From May 1 through May 5, UW-Madison will present “Out of the Shadows: Rediscovering Jewish Music, Literature and Theater,” the first of four festivals around the world celebrating recently unearthed works by Jewish artists. (UW hosted a one-day “pilot” festival last fall.)
“Out of the Shadows” and its sister festivals are a component of Performing the Jewish Archive, a multidisciplinary research project undertaken by scholars on four continents that showcases works once thought to be lost or that have been collecting dust in obscure corners of archives. The project, led by the University of Leeds, is funded by a $2.5 million grant from the U.K.’s Arts and Humanities Research Council.
As it turns out, Madison is an appropriate setting for such a major event.
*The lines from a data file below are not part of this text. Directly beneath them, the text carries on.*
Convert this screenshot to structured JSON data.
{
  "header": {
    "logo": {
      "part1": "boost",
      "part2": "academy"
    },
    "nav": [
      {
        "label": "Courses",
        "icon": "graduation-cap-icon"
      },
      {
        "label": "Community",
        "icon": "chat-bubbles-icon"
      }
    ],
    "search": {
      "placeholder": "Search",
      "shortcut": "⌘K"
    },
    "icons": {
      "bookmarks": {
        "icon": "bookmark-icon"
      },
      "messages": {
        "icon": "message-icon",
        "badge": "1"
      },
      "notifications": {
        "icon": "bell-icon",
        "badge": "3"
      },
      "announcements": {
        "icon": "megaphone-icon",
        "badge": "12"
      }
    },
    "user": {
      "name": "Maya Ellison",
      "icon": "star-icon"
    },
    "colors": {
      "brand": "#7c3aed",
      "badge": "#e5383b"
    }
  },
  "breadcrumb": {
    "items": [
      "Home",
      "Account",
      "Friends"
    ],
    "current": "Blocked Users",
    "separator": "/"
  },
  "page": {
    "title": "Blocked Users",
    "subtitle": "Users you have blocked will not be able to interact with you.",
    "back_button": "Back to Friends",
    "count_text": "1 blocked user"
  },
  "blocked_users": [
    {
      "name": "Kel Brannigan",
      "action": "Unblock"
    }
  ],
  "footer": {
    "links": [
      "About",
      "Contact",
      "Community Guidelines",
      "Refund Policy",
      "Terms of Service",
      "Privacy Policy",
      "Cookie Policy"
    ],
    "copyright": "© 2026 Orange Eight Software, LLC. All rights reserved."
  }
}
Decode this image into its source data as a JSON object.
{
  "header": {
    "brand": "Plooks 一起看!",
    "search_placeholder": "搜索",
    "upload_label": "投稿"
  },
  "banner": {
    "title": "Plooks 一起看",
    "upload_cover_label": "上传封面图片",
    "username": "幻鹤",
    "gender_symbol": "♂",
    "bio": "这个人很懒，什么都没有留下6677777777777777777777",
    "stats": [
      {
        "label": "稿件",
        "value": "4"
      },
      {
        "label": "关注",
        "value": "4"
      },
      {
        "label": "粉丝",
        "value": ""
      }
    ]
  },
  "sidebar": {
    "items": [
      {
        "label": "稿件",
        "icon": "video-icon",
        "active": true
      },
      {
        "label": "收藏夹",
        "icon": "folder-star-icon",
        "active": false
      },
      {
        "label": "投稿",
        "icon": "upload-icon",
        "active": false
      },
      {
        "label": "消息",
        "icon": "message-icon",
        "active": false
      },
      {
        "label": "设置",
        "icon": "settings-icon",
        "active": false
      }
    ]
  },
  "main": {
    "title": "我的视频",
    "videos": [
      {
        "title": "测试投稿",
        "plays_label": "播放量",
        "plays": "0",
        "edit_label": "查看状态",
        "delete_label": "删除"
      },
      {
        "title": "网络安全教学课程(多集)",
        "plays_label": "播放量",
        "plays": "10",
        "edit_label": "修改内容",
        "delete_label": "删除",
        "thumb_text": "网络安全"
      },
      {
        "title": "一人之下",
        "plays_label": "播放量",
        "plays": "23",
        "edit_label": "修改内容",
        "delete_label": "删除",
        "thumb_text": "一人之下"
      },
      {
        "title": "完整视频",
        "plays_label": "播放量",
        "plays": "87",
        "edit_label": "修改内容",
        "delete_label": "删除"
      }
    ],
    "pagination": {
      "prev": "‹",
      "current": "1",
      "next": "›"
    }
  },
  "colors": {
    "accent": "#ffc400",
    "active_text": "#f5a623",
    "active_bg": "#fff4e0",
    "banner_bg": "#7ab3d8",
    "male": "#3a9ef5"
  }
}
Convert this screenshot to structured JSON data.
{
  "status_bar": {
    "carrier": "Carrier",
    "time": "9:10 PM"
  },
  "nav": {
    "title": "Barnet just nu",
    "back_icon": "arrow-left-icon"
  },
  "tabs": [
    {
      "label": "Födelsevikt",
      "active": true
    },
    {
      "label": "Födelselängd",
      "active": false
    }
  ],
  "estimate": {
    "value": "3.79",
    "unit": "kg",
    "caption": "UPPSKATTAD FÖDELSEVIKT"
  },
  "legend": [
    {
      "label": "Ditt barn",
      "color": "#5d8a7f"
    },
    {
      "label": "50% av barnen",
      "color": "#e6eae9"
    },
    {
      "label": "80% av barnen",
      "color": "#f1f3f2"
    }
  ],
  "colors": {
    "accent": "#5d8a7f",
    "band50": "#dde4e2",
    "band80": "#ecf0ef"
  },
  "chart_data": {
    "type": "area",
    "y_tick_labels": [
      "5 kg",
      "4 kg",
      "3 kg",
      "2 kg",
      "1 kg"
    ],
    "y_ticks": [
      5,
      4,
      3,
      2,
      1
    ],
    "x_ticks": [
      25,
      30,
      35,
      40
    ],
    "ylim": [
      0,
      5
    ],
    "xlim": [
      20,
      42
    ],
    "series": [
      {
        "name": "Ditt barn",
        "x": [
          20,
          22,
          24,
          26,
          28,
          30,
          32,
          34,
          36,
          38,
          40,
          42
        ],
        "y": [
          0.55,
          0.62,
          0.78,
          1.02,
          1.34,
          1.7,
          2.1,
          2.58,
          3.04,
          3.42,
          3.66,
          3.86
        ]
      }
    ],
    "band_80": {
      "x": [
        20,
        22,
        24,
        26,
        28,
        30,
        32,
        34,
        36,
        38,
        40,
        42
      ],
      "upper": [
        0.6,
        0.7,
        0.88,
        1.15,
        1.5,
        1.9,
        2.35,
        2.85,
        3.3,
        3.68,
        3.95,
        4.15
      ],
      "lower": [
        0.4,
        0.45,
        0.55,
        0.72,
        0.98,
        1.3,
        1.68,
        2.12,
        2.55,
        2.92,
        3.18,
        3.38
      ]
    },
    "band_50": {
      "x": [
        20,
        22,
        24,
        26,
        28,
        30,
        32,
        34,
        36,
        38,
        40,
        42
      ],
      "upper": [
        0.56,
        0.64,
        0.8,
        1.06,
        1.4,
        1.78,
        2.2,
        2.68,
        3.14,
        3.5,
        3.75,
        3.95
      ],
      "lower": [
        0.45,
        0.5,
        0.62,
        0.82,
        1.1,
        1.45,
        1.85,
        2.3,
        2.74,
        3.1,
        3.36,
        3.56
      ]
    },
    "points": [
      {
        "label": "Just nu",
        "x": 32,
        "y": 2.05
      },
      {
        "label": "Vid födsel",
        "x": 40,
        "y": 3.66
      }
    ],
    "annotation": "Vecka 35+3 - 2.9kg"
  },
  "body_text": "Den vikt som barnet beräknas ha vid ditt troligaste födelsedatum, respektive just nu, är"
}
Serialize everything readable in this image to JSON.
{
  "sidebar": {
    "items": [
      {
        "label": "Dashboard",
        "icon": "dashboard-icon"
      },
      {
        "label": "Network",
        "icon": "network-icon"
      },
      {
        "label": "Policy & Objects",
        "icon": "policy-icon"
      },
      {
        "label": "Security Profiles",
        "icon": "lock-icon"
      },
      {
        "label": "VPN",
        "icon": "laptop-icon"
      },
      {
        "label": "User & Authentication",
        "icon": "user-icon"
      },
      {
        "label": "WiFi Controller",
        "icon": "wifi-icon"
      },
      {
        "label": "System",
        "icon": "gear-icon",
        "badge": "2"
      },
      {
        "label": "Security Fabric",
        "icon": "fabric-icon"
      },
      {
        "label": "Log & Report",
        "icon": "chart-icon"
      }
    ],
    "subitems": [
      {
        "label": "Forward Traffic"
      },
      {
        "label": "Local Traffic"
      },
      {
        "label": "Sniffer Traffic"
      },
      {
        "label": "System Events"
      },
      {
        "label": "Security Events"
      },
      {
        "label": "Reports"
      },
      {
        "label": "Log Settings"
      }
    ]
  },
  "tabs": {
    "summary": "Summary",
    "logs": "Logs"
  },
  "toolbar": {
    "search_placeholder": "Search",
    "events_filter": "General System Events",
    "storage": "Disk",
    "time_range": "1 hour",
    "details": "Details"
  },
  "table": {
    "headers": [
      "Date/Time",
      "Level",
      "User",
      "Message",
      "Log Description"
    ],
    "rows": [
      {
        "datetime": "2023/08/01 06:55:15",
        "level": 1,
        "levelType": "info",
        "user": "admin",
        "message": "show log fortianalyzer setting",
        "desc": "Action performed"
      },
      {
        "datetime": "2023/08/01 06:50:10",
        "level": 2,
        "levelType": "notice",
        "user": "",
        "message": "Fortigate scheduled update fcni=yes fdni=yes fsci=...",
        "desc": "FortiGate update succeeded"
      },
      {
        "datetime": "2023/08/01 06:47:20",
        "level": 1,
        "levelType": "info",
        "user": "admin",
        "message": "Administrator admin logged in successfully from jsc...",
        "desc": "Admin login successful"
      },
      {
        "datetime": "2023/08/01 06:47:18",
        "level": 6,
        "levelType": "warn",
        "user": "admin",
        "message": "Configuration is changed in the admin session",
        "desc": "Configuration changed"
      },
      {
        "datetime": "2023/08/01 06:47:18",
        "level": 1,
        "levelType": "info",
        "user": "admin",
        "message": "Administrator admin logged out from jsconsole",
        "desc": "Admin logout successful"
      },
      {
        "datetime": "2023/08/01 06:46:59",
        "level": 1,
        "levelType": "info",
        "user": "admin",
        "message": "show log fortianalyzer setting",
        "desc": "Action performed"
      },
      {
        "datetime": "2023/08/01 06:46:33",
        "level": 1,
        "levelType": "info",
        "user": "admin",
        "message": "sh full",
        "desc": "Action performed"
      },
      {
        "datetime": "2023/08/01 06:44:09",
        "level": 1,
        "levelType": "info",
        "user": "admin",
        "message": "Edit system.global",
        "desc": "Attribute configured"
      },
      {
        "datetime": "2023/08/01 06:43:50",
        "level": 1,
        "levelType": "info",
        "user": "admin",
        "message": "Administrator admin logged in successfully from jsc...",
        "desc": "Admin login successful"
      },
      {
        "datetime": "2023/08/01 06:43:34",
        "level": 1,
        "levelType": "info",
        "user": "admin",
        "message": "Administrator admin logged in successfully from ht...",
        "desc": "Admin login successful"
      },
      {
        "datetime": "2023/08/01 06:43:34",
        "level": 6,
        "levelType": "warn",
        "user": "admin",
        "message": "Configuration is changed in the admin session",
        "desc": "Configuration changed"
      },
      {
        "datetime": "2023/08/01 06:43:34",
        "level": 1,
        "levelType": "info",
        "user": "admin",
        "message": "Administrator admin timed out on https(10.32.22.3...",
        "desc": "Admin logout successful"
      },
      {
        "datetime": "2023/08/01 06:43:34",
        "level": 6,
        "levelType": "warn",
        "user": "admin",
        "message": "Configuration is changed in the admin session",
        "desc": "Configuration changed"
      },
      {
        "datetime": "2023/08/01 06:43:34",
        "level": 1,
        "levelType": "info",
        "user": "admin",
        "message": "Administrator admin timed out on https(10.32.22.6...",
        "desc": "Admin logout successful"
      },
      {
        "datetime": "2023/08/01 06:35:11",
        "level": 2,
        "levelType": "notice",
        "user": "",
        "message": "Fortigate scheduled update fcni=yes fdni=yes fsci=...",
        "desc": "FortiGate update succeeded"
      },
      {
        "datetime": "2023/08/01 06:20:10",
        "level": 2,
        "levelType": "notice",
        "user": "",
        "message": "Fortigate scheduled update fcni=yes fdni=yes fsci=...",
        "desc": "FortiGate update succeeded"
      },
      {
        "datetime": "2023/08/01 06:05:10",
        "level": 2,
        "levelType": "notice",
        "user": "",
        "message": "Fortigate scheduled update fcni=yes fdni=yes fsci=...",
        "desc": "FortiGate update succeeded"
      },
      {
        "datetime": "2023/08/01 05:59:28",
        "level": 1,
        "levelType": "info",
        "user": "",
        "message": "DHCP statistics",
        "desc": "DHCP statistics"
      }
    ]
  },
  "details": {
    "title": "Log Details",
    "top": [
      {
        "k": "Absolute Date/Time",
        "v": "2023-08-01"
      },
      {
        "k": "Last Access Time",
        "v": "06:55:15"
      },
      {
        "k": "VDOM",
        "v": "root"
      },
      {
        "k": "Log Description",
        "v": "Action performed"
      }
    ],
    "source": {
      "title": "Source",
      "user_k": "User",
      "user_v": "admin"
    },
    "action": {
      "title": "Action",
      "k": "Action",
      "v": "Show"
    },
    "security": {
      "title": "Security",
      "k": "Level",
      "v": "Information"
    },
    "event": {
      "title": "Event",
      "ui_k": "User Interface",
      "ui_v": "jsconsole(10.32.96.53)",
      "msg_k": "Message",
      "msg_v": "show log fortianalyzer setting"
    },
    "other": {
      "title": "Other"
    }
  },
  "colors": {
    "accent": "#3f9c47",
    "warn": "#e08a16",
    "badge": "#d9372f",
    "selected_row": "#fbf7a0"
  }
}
The UW was the first university in the country to offer Yiddish language instruction, starting when professor Louis Wolfenson taught his first Yiddish class in 1916. One hundred years later, UW is a leading center of Yiddish cultural literacy, thanks to the 2009 launch of the Mayrent Institute for Yiddish Culture and the 9,000 historic Yiddish and Jewish sound recordings donated to the university by educator and Jewish music fiend Sherry Mayrent.
One of Madison’s contributions to “Out of the Shadows” will happen on May 2 when Henry Sapoznik, director of the Mayrent Institute, will lead a presentation on the institute’s recently acquired cache of wax cylinders made by the Chicago-based Thomas Lambert Company around 1901, thought to be the oldest, rarest Yiddish sound recordings in existence. These Yiddish recordings were part of a bigger stash of Lambert cylinders — all in remarkable condition for their age — obtained by music historian/sound engineer/collector (and UW alum) David Giovannoni.
Although the Lambert cylinders were a huge score for UW and Sapoznik, the festival is mainly about performances. Teryl Dobbs, associate professor and chair of music education at the UW School of Music, is the main organizer of “Out of the Shadows” and the lone U.S.-based scholar on Performing the Jewish Archive’s diverse core research team, which includes musicologists, performers, historians, educators and even a psychologist. Dobbs notes that a number of the compositions being performed are either world or U.S. premieres.
One of the composers featured on the program is Gideon Klein, who was an up-and-coming Prague musician until the Nazis herded him into forced labor in the nearby Terezin concentration camp, also known as Theresienstadt.
“As soon as he got there, he started organizing musicians into this cultural community that started to blossom clandestinely,” Dobbs says. The Pro Arte Quartet and Madison Youth Choirs will both be performing Klein compositions at the festival.
Another highlight of the festival is the world premiere of several piano pieces written by Josima Feldschuh, a young prodigy who was imprisoned in the Warsaw ghetto. Dobbs learned of Feldschuh’s compositions, written when she was 10 or 11 years old, while visiting a colleague at the United States Holocaust Memorial Museum in Washington, DC. “I stopped by to say hello, because he’s also on our advisory board for the grant, and he says ‘Teri, you gotta come and look at this.’ So I’m looking on his computer screen at the most incredibly beautiful hand-written manuscript by a child.”
How are the researchers managing to dig up these long-forgotten works after all these decades? Stephen Muir of the University of Leeds, the lead researcher on the project, says the stuff has been sitting around all this time just waiting to be identified, both in formal archives and in random piles in family members’ attics.
“Even in huge places like the U.S. Holocaust Museum with a long history and professional staff, there are vast swaths of things that no one’s seen, largely untapped,” Muir says. “And the Jewish museum in Prague has its own archive that’s not completely catalogued.” Muir says that’s where musicologist David Fligg, a consultant on the project, stumbled across a trove of previously unknown Klein compositions.
“But then there’s also these informal things as well, and you start to shift the meaning of the word ‘archive,’” Muir says. He points to a chance meeting with a rabbi in Cape Town, South Africa, who put him in touch with a woman who had a plastic shopping bag full of her grandfather’s papers. Those papers turned out to be a Russian sheet music collection of major cultural importance.
Feldschuh died of tuberculosis at age 12, and Klein died in a labor camp at 25. To Dobbs, the material being showcased serves as a reminder of how much was lost in the Holocaust, in both human and cultural terms.
“Had they lived, we can only imagine what they would have accomplished,” Dobbs says. “We have to remember what can happen and what we’ve lost. The fact that we get to hear their musical voices today is a testament to human resiliency.”